Adenauer has not minded becoming a national joke in his importunate campaign to sell his memoirs. Everyone bought this first, fat volume. But then there was an embarrassed pause. Reviews muttered uncertainly. Nobody wanted to insult the old man, but from all quarters the opinions trickled together into one: that his account of affairs from the end of the war to the coming of Eisenhower and Dulles was unfair to everybody. The British, who famously threw him out of the Cologne Town Hall for incompetence, are represented as a primitive lot, cold-hearted and addicted to encouraging moral crimes like public ownership. The Social Democrats are penned with vitriol. Huge issues like the resurgence of rabid nationalist movements in the Fifties, or the whole question of the claim to the lands beyond the Oder, are barely mentioned. In this, Adenauer is not even fair to himself.

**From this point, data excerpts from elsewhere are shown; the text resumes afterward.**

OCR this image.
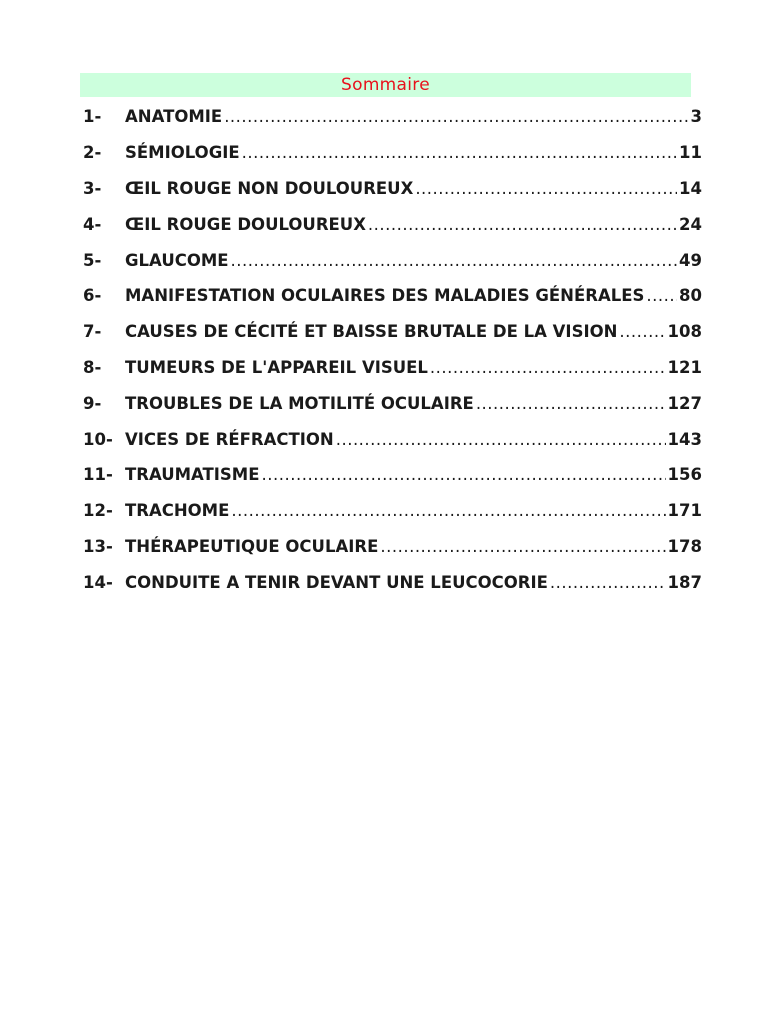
Sommaire
1-	ANATOMIE .....	3
2-	SÉMIOLOGIE .....	11
3-	ŒIL ROUGE NON DOULOUREUX .....	14
4-	ŒIL ROUGE DOULOUREUX .....	24
5-	GLAUCOME .....	49
6-	MANIFESTATION OCULAIRES DES MALADIES GÉNÉRALES ..... 80
7-	CAUSES DE CÉCITÉ ET BAISSE BRUTALE DE LA VISION .....	108
8-	TUMEURS DE L'APPAREIL VISUEL .....	121
9-	TROUBLES DE LA MOTILITÉ OCULAIRE .....	127
10- VICES DE RÉFRACTION .....	143
11- TRAUMATISME .....	156
12- TRACHOME .....	171
13- THÉRAPEUTIQUE OCULAIRE .....	178
14- CONDUITE A TENIR DEVANT UNE LEUCOCORIE .....	187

INSTEAD, HE CONCENTRATES to exclusion upon the problem of occupation status, his tireless struggle to extract one degree of sovereignty after another from the Allied custodians. Long, dull accounts of conversations with François-Poncet or McCloy fill the pages. A flare of malice comes as a relief. And yet Adenauer is contriving to transmit some sort of portrait of himself even through his principles of selection. Reconciliation on the Rhine is what matters; to the east, across disputed rivers, lie hordes of Reds and Protestants who can be conveniently left out of calculations. He professes belief in the “christliche Abendland,” because Western Christianity denies the supremacy of the state. (His own supremacy, after all, was very individual: The political machinery itself could not ensure any kind of power-inheritance for Erhard.) The Christian Democratic Union was to be a new party of spiritual values, since in Adenauer’s view it was socialist materialism which had made Hitler’s victory possible. “National Socialism was simply the last logical development—pushed to criminal lengths—of that worship of power and that seorn for the individual which naturally arise from a materialist ideology…National Socialism found the strongest mental and moral opposition in those parts of Germany which…had been least affected by socialism and the doctrine of Karl Marx.”

This is not original thought. It is a complex of prejudices which any Rhine-land bourgeois might expect to inherit. Some of its assumptions and terms would be acceptable to Jaspers, who is himself very much the old German conservative. But Jaspers is a Faustian. Everything imperfect is intolerable. He allows himself to describe his ideal German, a plaster Kennedy, an angel, a prig. Adenauer detests that sort of thing, which he regards as the ruin of Germany. Jaspers accuses him of “unintentionally contributing to the moral-political corruption of the German people.” Others might say that Adenauer debunked every German dream he could find. He ruled by debunking, an unkind technique. It may be that this is what his opponents cannot forgive.